5.11.15

A tragédia da Revolução Espanhola - 1931 - 1939



A Revolução Espanhola foi a última revolução anticapitalista no continente europeu. Depois das derrotas dos processos revolucionários na Alemanha (1919 e 1923), Italia (1920) e Hungria (1920), a revolução socialista ficou confinada nos limites da União Soviética. Dentro da URSS, porém, uma contra revolução burocrática, que se consolidou na década de 1930, liquidou quase todas as conquistas sociais e políticas da grande revolução de 1917, estabelecendo um novo modo de exploração, sob controle da burocracia stalinista, praticamente tão brutal quanto o capitalismo.
Isso acontecia no momento em que o capitalismo enfrentava a crise mais séria de toda a sua história, iniciada com a quebra da Bolsa de Valores de Nova York em 1929 e que se prolongou ao longo da década de 1930 com o nome de Grande Depressão. Um dos subprodutos da crise foi a ascensão do regime nazista na Alemanha (1933), seguindo o exemplo do fascismo italiano (Mussolini chegou ao poder em 1922), uma forma brutal de regime político que garantiu a imposição das demandas do grande capital e a destruição das organizações operárias. A consequência final da crise seria a II Guerra Mundial.

Antecedentes da Revolução Espanhola
Foi nesse cenário sombrio do início dos anos 1930 que começou a Revolução Espanhola, como uma revolução democrática e burguesa em 1931. A revolução derruba a monarquia, separa Igreja e Estado, concede direitos e autonomia às nacionalidades, entre outras tarefas básicas que na Espanha estavam atrasadas.
A Espanha atravessou o século XIX numa longa decadência, depois da perda do império colonial nas primeiras décadas do século, com a independência dos países da América Latina, que passaram imediatamente para a órbita de influência britânica. Em 1898 foi-se a última dessas colônias, quando Cuba foi virtualmente anexada pelos Estados Unidos depois da guerra de independência. A decadência do império ultramarino espanhol tornou mais evidente a pobreza e a mediocridade do país.

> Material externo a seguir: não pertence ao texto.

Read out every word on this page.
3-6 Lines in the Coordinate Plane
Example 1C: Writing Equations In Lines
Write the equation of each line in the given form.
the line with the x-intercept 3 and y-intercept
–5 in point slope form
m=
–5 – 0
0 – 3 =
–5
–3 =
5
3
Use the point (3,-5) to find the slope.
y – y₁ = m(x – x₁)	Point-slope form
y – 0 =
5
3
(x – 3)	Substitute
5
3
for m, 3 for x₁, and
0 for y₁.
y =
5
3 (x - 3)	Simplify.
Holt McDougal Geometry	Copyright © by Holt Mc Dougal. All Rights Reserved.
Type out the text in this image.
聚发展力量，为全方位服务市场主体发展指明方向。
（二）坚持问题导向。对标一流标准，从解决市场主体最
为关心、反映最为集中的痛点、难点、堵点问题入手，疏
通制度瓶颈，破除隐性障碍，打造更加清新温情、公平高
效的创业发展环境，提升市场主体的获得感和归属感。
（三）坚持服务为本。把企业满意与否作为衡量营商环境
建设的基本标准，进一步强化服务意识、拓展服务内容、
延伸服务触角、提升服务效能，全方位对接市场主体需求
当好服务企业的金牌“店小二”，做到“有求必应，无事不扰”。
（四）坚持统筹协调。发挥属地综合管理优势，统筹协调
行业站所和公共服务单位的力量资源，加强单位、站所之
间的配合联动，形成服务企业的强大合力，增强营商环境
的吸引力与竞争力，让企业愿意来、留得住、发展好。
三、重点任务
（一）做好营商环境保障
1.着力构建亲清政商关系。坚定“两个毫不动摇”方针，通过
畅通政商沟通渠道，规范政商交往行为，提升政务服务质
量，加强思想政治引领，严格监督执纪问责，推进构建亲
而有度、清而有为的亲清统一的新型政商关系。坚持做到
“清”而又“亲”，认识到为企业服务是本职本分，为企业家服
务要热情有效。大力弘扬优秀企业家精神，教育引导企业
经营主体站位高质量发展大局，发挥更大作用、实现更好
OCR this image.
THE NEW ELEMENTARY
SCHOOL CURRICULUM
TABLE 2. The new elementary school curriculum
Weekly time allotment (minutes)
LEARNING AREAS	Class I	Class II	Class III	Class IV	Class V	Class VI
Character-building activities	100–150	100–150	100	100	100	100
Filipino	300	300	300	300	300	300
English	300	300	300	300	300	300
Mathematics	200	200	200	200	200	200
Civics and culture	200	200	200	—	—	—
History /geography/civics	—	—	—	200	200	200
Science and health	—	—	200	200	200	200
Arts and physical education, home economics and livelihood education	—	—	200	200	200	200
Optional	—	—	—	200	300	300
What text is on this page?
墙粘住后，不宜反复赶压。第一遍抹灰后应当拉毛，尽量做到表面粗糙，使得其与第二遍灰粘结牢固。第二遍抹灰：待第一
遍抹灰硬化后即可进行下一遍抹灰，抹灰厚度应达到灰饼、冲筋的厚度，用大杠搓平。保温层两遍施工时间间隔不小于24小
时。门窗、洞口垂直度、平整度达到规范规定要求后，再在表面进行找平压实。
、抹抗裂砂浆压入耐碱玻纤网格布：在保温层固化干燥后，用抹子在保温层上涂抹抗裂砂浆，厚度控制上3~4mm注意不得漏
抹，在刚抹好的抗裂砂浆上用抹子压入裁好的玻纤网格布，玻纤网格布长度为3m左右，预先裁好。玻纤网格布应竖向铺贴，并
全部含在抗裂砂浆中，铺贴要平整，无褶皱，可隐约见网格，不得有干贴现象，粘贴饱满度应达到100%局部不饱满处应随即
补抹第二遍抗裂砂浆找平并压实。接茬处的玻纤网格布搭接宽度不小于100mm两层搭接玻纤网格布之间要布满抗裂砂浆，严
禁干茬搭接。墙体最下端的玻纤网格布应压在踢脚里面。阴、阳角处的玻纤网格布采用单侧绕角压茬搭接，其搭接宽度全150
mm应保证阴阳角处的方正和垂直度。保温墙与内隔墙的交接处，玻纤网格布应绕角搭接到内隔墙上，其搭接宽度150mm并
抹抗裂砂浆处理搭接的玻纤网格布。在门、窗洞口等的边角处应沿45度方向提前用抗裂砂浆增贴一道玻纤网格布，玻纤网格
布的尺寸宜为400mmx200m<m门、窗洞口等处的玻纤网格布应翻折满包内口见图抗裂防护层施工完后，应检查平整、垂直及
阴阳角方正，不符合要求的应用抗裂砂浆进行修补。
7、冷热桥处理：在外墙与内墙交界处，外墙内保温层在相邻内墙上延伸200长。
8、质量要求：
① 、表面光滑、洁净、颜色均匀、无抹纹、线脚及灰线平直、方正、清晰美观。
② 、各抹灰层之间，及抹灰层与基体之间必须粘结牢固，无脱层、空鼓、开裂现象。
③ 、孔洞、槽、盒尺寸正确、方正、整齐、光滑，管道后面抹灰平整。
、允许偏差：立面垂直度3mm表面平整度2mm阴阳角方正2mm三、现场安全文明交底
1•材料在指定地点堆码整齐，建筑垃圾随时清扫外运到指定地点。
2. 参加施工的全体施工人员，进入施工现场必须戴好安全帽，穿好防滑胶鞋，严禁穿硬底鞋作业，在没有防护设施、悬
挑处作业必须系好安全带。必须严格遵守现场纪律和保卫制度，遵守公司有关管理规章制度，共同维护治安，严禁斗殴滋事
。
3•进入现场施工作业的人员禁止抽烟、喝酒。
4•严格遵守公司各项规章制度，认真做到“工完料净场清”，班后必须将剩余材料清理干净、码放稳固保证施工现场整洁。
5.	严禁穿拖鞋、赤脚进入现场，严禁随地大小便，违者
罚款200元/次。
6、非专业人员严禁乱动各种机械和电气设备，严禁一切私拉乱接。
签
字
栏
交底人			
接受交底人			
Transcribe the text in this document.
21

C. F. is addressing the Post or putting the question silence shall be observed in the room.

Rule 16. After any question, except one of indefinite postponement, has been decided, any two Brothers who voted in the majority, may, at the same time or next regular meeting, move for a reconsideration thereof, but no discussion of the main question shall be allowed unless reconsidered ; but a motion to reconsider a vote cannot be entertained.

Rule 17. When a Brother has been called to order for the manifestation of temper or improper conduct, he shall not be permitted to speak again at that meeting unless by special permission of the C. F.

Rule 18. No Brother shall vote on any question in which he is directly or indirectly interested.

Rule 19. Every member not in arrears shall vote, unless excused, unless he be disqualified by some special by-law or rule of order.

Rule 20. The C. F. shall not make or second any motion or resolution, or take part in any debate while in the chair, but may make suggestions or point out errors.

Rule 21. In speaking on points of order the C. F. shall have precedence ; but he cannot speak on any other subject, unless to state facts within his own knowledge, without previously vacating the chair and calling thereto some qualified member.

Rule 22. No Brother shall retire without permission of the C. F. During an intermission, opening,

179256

A Espanha vivia sob o peso de uma monarquia carcomida e uma sufocante influência da Igreja Católica.
As instituições mais reacionárias da Igreja, como a Inquisição, a Companhia de Jesus e a Opus Dei alcançaram seu máximo poder no país ibérico. Não foi à toa que o anticlericalismo e o ateísmo se tornaram os mais avançados distintivos de radicalidade e oposicionismo, e se desenvolveram mais na esquerda espanhola do que em qualquer outro país europeu. O Papa Bento XVI, membro da juventude hitlerista na adolescência, fez questão de canonizar dezenas de “mártires” da fé católica. Trata-se de padres e freiras que colaboraram com os fascistas espanhois, denunciando e entregando à morte os anarquistas e socialistas em várias aldeias e cidades, prova do seu papel reacionário e anti popular. Esses traidores e delatores, hoje “santificados”, foram devidamente executados pelos revolucionários.
O governo republicano instalado em 1931 era altamente instável, já que seria incapaz de atender as demandas dos operários e camponeses e ao mesmo tempo manter a propriedade privada capitalista. Desde o início a Igreja, setores das Forças Armadas, latifundiários e grandes empresários começaram as articulações para preparar um golpe fascista. A luta de classes se polarizava com um forte ascenso operário. Já em 1934 havia sido proclamada uma Comuna na região das Astúrias, no norte do país, como resultado de um acordo entre a Confederação Nacional do Trabalho (CNT), controlada pelos anarquistas, e o Partido Socialista Operário Espanhol (PSOE). A Comuna foi reprimida pelo governo, mas abriu caminho para a colaboração entre socialistas e anarquistas.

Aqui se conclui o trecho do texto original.